The final RNN we will cover here is by far the most successful on the three types of errors we left off with. The Recursive Neural Tensor Network does away with the notion of a word matrix, and furthermore, does away with the traditional affine transformation pre-tanh/sigmoid concept. To compose two word vectors or phrase vectors, we again concatenate them to form a vector $\in \mathbb{R}^{2d}$ but instead of putting it through an affine function then a nonlinear, we put it through a quadratic first, then a nonlinear, such as:

\begin{marginfigure}%
  \includegraphics[width=\linewidth]{img10}
  \caption{One slice of a RNTN. Note there would be d of these slices.}
  \label{fig:img10}
\end{marginfigure}

\begin{equation}
h^{(1)} = tanh(x^T V x + Wx)
\end{equation}


Note that $V$ is a 3rd order tensor in $\in \mathbb{R}^{2d \times 2d \times d}$.  We compute $ x^T V[i] x $  $\forall i \in [1, 2, ... d]$ slices of the tensor outputting a vector $\in \mathbb{R}^{d}$. We then add $Wx$ and put it through a nonlinear function. The quadratic shows that we can indeed allow for the multiplicative type of interaction between the word vectors without needing to maintain and learn word matrices!


\begin{marginfigure}%
  \includegraphics[width=\linewidth]{img11}
  \caption{Comparing performance on the Negated Positive and Negated Negative data sets.}
  \label{fig:img11}
\end{marginfigure}

As we see in Figure 11, the RNTN is the only model that is capable of succeeding on these very hard datasets.

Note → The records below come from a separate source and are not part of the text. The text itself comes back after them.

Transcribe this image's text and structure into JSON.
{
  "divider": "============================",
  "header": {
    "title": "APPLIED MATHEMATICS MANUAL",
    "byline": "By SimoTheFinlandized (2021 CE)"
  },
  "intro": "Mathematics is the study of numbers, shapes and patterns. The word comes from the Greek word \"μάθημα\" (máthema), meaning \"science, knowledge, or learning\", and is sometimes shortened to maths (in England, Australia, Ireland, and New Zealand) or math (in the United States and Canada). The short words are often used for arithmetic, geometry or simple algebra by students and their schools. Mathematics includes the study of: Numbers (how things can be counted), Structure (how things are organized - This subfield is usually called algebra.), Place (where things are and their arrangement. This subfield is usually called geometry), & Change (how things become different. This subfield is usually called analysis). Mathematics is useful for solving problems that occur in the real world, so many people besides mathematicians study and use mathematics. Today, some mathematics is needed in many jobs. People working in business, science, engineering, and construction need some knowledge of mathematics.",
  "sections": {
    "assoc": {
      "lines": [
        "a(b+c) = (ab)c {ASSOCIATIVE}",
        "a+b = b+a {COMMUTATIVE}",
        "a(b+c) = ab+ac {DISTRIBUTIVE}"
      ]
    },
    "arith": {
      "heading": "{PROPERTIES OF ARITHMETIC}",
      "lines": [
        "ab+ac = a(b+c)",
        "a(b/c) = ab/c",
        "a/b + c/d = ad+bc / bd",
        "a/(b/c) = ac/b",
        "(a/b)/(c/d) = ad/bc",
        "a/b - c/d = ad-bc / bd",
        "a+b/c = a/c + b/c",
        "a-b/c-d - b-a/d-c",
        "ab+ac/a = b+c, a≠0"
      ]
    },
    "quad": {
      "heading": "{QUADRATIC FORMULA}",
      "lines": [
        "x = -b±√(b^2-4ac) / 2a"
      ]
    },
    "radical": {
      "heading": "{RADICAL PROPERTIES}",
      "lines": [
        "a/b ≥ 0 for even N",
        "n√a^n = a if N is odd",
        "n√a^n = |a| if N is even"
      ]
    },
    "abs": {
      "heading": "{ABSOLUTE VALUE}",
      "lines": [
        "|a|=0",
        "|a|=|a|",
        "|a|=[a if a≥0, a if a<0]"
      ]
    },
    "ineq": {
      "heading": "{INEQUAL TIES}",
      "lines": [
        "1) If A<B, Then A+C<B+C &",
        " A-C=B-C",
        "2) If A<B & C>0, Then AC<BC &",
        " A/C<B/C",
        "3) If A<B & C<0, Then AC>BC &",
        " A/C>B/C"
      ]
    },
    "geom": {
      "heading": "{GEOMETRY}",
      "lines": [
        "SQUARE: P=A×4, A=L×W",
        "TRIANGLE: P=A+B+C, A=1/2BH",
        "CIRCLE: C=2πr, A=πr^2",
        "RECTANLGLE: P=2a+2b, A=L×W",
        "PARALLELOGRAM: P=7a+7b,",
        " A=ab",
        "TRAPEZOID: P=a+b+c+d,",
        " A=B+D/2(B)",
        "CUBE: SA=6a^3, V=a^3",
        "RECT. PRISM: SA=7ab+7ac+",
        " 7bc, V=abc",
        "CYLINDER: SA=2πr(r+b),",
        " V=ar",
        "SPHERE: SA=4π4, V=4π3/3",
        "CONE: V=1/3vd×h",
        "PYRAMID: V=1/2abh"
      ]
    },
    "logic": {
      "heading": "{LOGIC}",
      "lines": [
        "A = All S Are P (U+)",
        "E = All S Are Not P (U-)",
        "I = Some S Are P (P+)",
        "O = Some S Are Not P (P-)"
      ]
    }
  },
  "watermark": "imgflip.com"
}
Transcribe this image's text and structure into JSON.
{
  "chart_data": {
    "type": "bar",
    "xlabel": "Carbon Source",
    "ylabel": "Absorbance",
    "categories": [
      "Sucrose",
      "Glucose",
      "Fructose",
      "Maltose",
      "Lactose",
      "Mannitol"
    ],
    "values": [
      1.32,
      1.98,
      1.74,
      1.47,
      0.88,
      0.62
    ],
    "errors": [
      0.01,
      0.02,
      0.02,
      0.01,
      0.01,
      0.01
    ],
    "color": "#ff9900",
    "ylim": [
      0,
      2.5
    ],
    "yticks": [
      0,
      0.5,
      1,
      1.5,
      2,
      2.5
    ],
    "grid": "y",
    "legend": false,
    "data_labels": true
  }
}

We will continue next time with a model that actually outperforms the RNTN in some aspects and it does not require an input parse tree! This model is the Dynamic Convolutional Neural Network, and we will talk about that soon.
%Good luck on your midterm!

\section{CNNs (Convolutional Neural Networks)}
Back to sentence representation, what if you did NOT know the parse tree? The RecNNs we have observed in this set of lecture notes depend on such an initial parsing. What if we are using Recurrent Networks and the context of the phrase is on its right side? If we only applied Softmax on the last time-step, then the last few words would have a disproportionately large impact on the output, e.g.Sentiment Classification.

\subsection{Why CNNs?}
Convolutional Neural Networks take in a sentence of word vectors and first create a phrase vector for all subphrases, not just grammatically correct phrases (as with Recursive Neural Network)! And then, CNNs group them together for the task at hand.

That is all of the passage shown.